Monday, March 18, 2013

On Creativity

A while back, I wrote about what I called the “Three Marks of Humanity.” In there, I mentioned Wisdom containing Creativity. However, the subject of Creativity is vast and worth delving into.
It is important to not confuse Creativity with Wisdom. The relation between Creativity and Wisdom comes from the aspect of order. Creativity uses the order seen through Wisdom and plays with it. It makes use of the imagination to create worlds and ideas. Possession of the former does not necessarily mean possession of the latter, especially in various fields. Also, the portrayal of the order used in creation can also be wrong. Creativity is a tool. As a result, Creativity is not the most important aspect of humanity, even though it is perhaps one of the most important for it.
The reason for why it isn’t as important as the “three marks” I mentioned in the other essay is what it does for the individual. Growth in creativity can be helpful later in life and help progress, but it doesn’t necessarily do anything for the person’s character. The greatest artist can at the same time be evil or turn to improper methods for “inspiration.” If a wise man becomes evil, it is because he saw the truth and chose against it.

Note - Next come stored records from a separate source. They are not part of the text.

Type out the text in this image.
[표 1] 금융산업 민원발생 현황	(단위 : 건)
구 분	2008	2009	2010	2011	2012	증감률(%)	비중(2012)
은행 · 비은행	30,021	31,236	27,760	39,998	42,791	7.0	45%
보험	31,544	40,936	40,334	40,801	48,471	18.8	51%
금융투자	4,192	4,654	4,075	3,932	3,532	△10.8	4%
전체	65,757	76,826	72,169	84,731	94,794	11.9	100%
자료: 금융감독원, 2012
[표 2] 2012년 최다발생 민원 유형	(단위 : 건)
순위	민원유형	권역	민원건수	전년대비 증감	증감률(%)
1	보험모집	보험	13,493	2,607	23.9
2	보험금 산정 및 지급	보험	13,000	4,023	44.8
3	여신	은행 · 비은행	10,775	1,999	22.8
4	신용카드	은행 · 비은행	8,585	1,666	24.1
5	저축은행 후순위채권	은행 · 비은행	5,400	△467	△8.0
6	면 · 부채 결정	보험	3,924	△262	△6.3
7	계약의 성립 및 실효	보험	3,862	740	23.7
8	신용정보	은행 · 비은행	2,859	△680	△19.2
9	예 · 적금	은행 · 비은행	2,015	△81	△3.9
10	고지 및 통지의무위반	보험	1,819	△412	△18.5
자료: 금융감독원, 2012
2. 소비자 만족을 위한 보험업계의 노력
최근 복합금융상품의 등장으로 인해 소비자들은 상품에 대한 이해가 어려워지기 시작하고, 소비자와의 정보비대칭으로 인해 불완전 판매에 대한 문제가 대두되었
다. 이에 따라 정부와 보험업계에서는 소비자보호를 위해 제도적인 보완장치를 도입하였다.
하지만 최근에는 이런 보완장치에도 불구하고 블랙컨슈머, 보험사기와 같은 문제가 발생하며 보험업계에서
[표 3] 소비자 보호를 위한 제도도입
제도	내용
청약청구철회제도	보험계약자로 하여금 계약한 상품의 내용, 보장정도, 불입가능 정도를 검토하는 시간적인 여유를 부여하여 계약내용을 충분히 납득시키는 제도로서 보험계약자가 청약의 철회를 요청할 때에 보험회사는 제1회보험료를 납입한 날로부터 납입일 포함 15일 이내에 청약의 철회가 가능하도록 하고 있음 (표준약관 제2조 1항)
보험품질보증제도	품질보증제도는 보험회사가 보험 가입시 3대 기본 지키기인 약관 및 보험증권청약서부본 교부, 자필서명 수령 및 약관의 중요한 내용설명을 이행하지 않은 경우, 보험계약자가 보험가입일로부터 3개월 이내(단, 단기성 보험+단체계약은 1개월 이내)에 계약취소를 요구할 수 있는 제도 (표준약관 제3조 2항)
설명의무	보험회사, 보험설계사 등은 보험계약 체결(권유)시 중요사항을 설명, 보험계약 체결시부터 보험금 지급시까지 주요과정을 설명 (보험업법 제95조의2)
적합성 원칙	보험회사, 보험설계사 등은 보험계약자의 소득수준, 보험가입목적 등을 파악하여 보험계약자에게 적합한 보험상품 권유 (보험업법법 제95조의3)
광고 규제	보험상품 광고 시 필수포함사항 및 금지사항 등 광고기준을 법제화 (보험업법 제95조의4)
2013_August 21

So how is Creativity important? While it might not necessarily do anything for the artist, it can do a lot for the people who see the creation. While the artist may not possess the “three marks,” he can create characters who do possess them. This is important for humanity as a whole, because it makes it possible for the public to see heroes to emulate, despite that they may not exist in reality. While there are plenty of excellent models throughout history, everyone has flaws but a fictional hero can be “perfect.” The ability to create a “perfect hero” allows people to grow in character through example.

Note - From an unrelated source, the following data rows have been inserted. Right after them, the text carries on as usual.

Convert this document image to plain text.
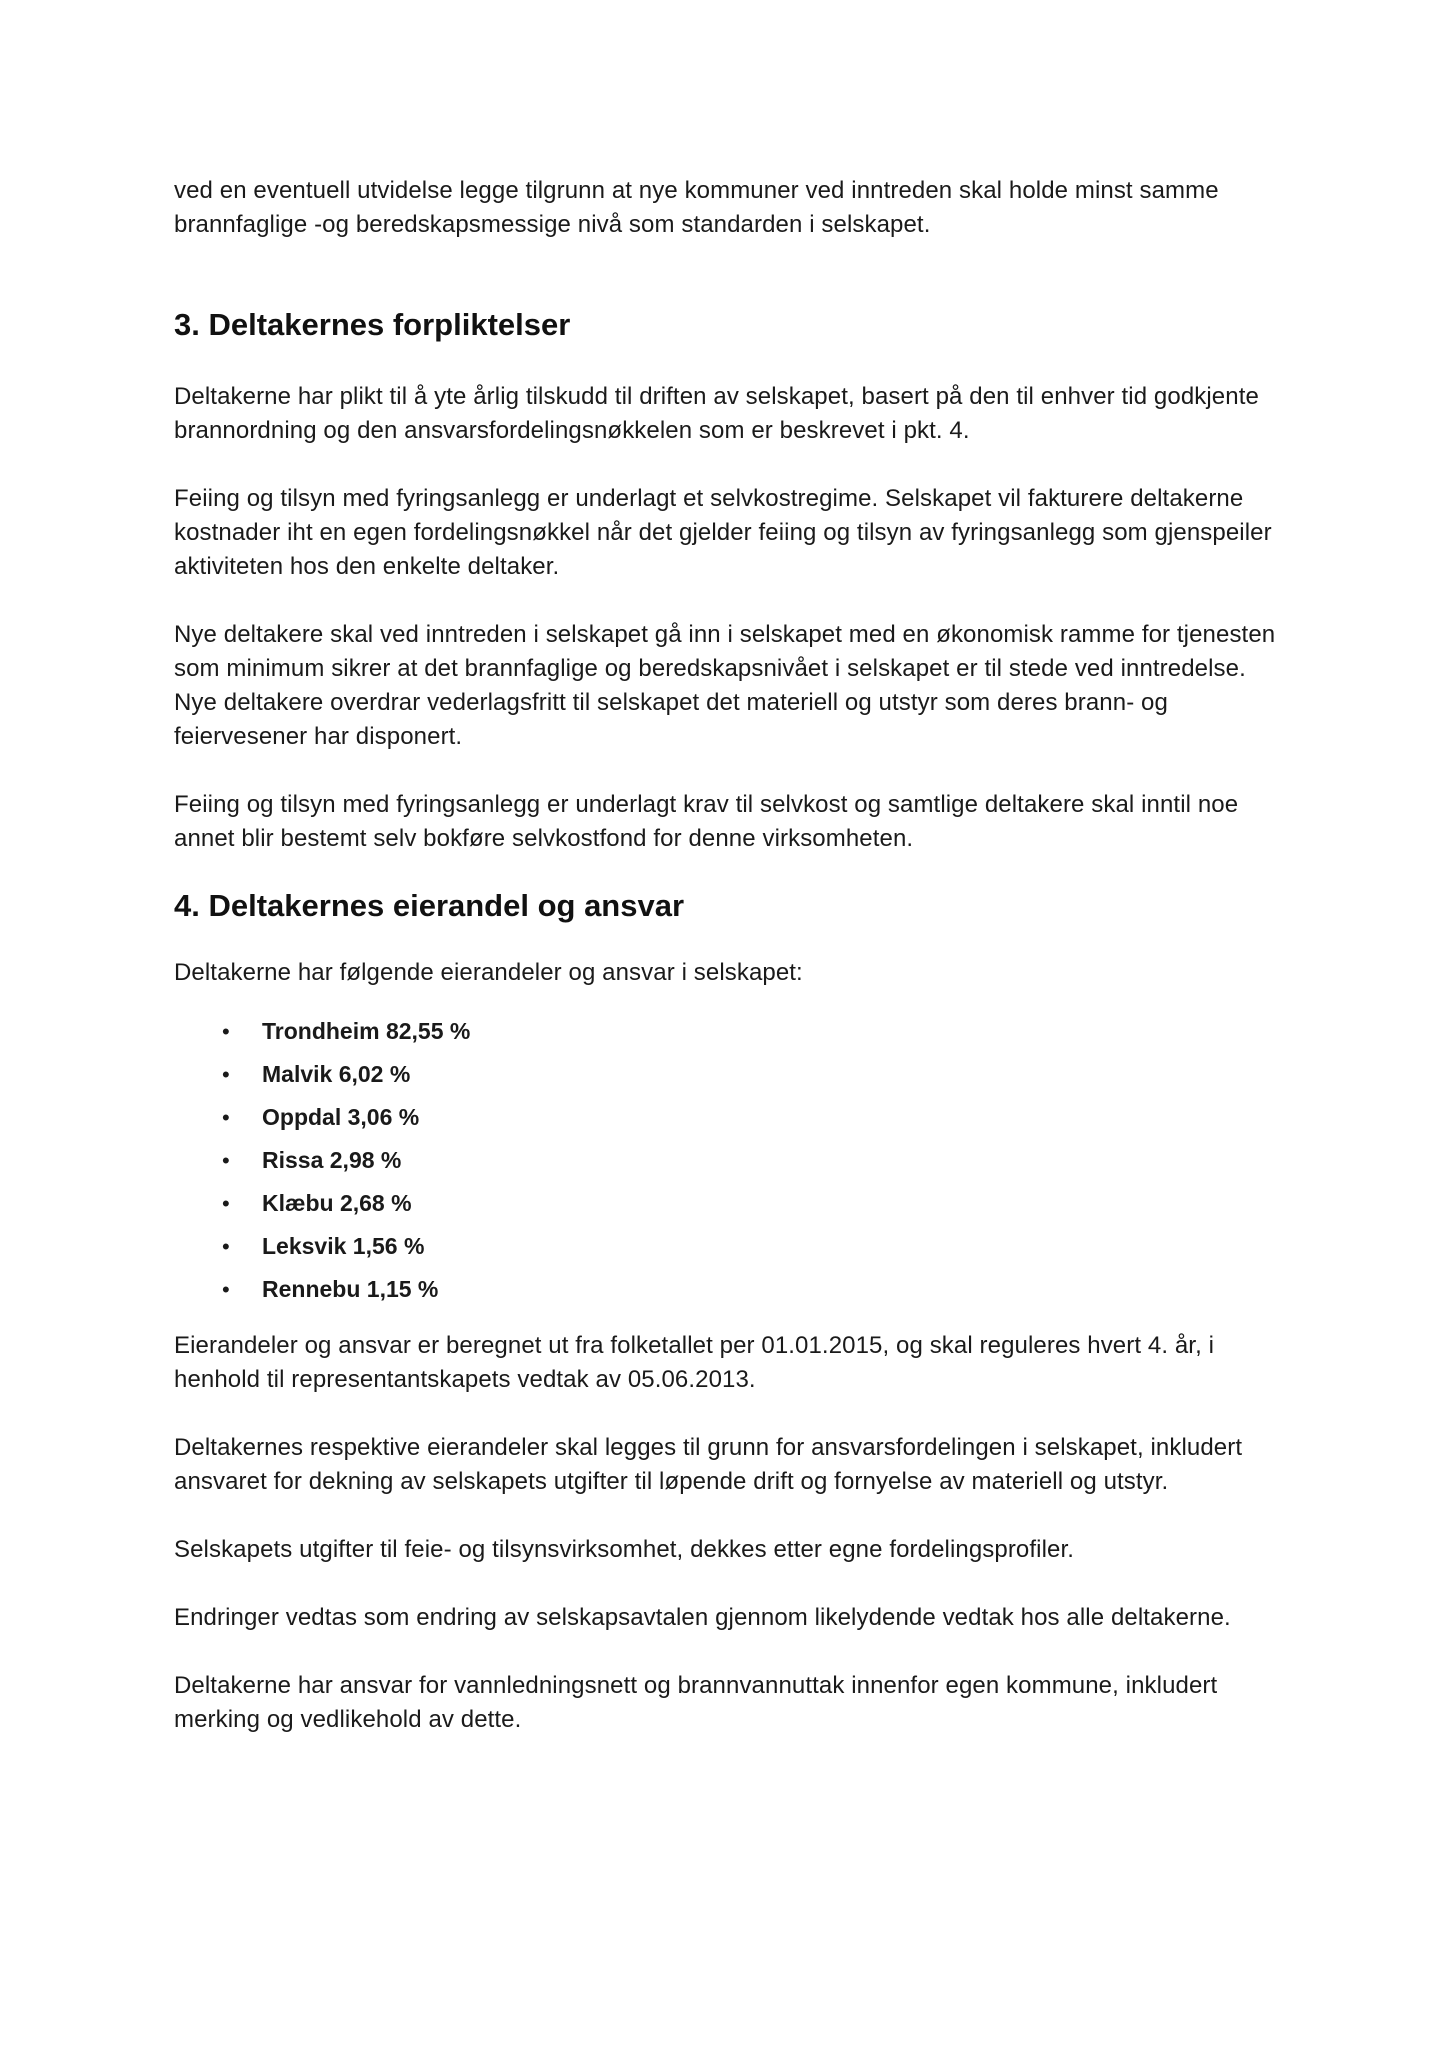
ved en eventuell utvidelse legge tilgrunn at nye kommuner ved inntreden skal holde minst samme brannfaglige -og beredskapsmessige nivå som standarden i selskapet.

3. Deltakernes forpliktelser

Deltakerne har plikt til å yte årlig tilskudd til driften av selskapet, basert på den til enhver tid godkjente brannordning og den ansvarsfordelingsnøkkelen som er beskrevet i pkt. 4.

Feiing og tilsyn med fyringsanlegg er underlagt et selvkostregime. Selskapet vil fakturere deltakerne kostnader iht en egen fordelingsnøkkel når det gjelder feiing og tilsyn av fyringsanlegg som gjenspeiler aktiviteten hos den enkelte deltaker.

Nye deltakere skal ved inntreden i selskapet gå inn i selskapet med en økonomisk ramme for tjenesten som minimum sikrer at det brannfaglige og beredskapsnivået i selskapet er til stede ved inntredelse. Nye deltakere overdrar vederlagsfritt til selskapet det materiell og utstyr som deres brann- og feiervesener har disponert.

Feiing og tilsyn med fyringsanlegg er underlagt krav til selvkost og samtlige deltakere skal inntil noe annet blir bestemt selv bokføre selvkostfond for denne virksomheten.

4. Deltakernes eierandel og ansvar

Deltakerne har følgende eierandeler og ansvar i selskapet:

• Trondheim 82,55 %
• Malvik 6,02 %
• Oppdal 3,06 %
• Rissa 2,98 %
• Klæbu 2,68 %
• Leksvik 1,56 %
• Rennebu 1,15 %

Eierandeler og ansvar er beregnet ut fra folketallet per 01.01.2015, og skal reguleres hvert 4. år, i henhold til representantskapets vedtak av 05.06.2013.

Deltakernes respektive eierandeler skal legges til grunn for ansvarsfordelingen i selskapet, inkludert ansvaret for dekning av selskapets utgifter til løpende drift og fornyelse av materiell og utstyr.

Selskapets utgifter til feie- og tilsynsvirksomhet, dekkes etter egne fordelingsprofiler.

Endringer vedtas som endring av selskapsavtalen gjennom likelydende vedtak hos alle deltakerne.

Deltakerne har ansvar for vannledningsnett og brannvannuttak innenfor egen kommune, inkludert merking og vedlikehold av dette.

I have seen this work in reality. Through my own experience, I know that the main reason why I was able to perform some good deed or push through some trial is because of the example of fictional characters. Sometimes it was even my own characters that inspired me. While this could serve as an example of growing the artist’s own character, it is important to realize that some creations are used to inspire evil actions as well.

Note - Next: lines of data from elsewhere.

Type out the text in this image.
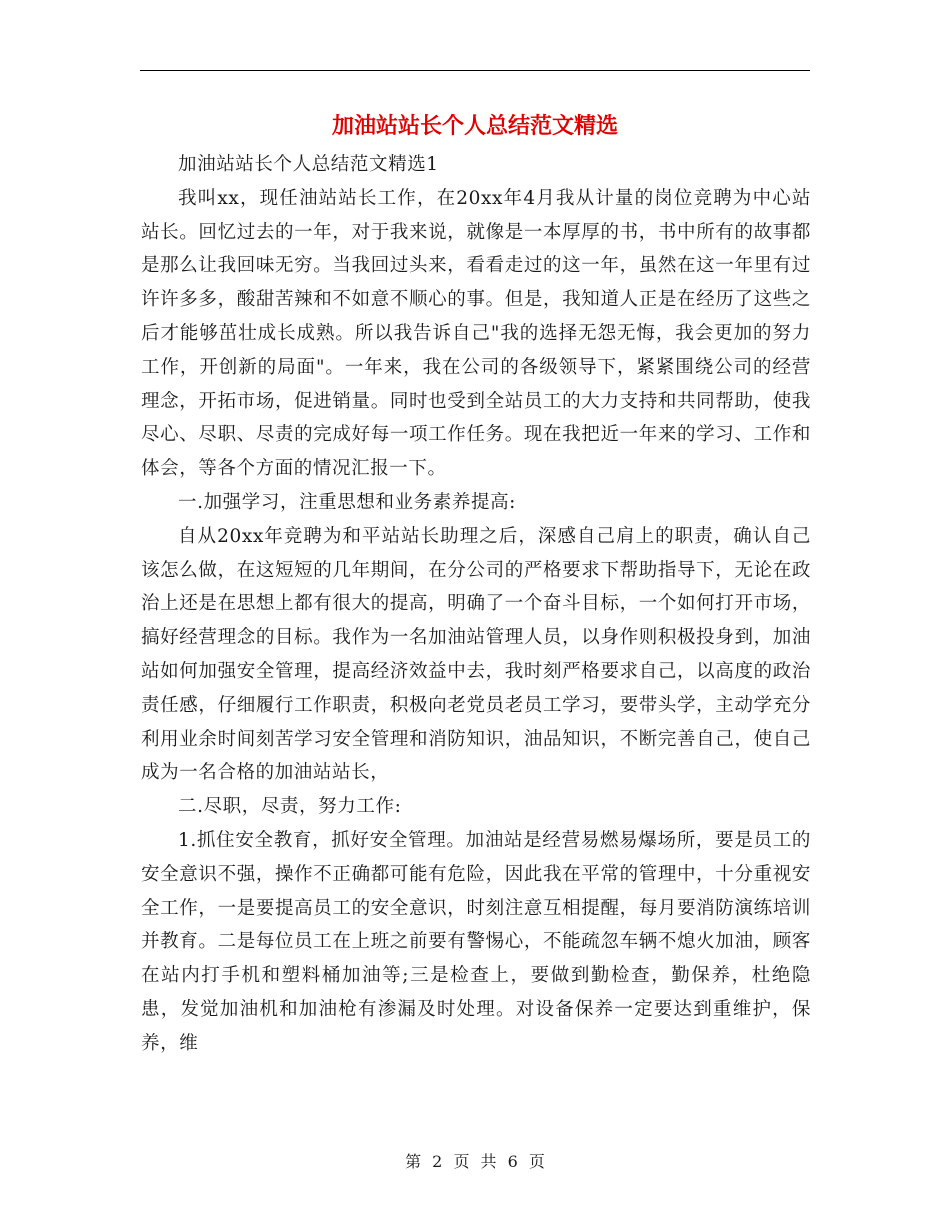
加油站站长个人总结范文精选

加油站站长个人总结范文精选1

我叫xx，现任油站站长工作，在20xx年4月我从计量的岗位竞聘为中心站站长。回忆过去的一年，对于我来说，就像是一本厚厚的书，书中所有的故事都是那么让我回味无穷。当我回过头来，看看走过的这一年，虽然在这一年里有过许许多多，酸甜苦辣和不如意不顺心的事。但是，我知道人正是在经历了这些之后才能够茁壮成长成熟。所以我告诉自己"我的选择无怨无悔，我会更加的努力工作，开创新的局面"。一年来，我在公司的各级领导下，紧紧围绕公司的经营理念，开拓市场，促进销量。同时也受到全站员工的大力支持和共同帮助，使我尽心、尽职、尽责的完成好每一项工作任务。现在我把近一年来的学习、工作和体会，等各个方面的情况汇报一下。

一.加强学习，注重思想和业务素养提高:

自从20xx年竞聘为和平站站长助理之后，深感自己肩上的职责，确认自己该怎么做，在这短短的几年期间，在分公司的严格要求下帮助指导下，无论在政治上还是在思想上都有很大的提高，明确了一个奋斗目标，一个如何打开市场，搞好经营理念的目标。我作为一名加油站管理人员，以身作则积极投身到，加油站如何加强安全管理，提高经济效益中去，我时刻严格要求自己，以高度的政治责任感，仔细履行工作职责，积极向老党员老员工学习，要带头学，主动学充分利用业余时间刻苦学习安全管理和消防知识，油品知识，不断完善自己，使自己成为一名合格的加油站站长，

二.尽职，尽责，努力工作:

1.抓住安全教育，抓好安全管理。加油站是经营易燃易爆场所，要是员工的安全意识不强，操作不正确都可能有危险，因此我在平常的管理中，十分重视安全工作，一是要提高员工的安全意识，时刻注意互相提醒，每月要消防演练培训并教育。二是每位员工在上班之前要有警惕心，不能疏忽车辆不熄火加油，顾客在站内打手机和塑料桶加油等;三是检查上，要做到勤检查，勤保养，杜绝隐患，发觉加油机和加油枪有渗漏及时处理。对设备保养一定要达到重维护，保养，维

第 2 页 共 6 页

It may appear that I am only discussing stories in this. However, this does apply to the rest of the arts. While an instrumental song may not inspire Wisdom, it can enforce courage or help the spirit of the listener relax. Likewise, a piece of art can help the viewer to recognize and appreciate beauty in the world. All forms of art can help lift the spirits of another and by doing so, give hope or energy to perform a task. At the same time, one must be careful because creation can likewise be used for vice.
The fact that Creativity is a tool means the audience needs to be careful. Just like works of art can be used to inspire good, it can be used for evil. Yet, even the black and white paintings are not simply good or evil. Many virtues and vices are mixed in a single work. It’s actually because of this that the liberal arts, though tedious, are important. When everything is confused, the audience needs to be able to sort it out. It is also important because sometimes the audience places evil where it did not exist in their interpretations. Creation is a great tool, but also a dangerous one.
Creation is a neutral tool that depends on the artist’s, and sometimes the audience’s, representation of the work. It may not be the greatest of human attributes, but it is to be admired, for it can inspire all of the great virtues. At the same time, we must realize that not everyone can be creative, but everyone does have the potential to be good. If we are to encourage Creativity, it is important that we encourage proper use that inspires the good of men and progress.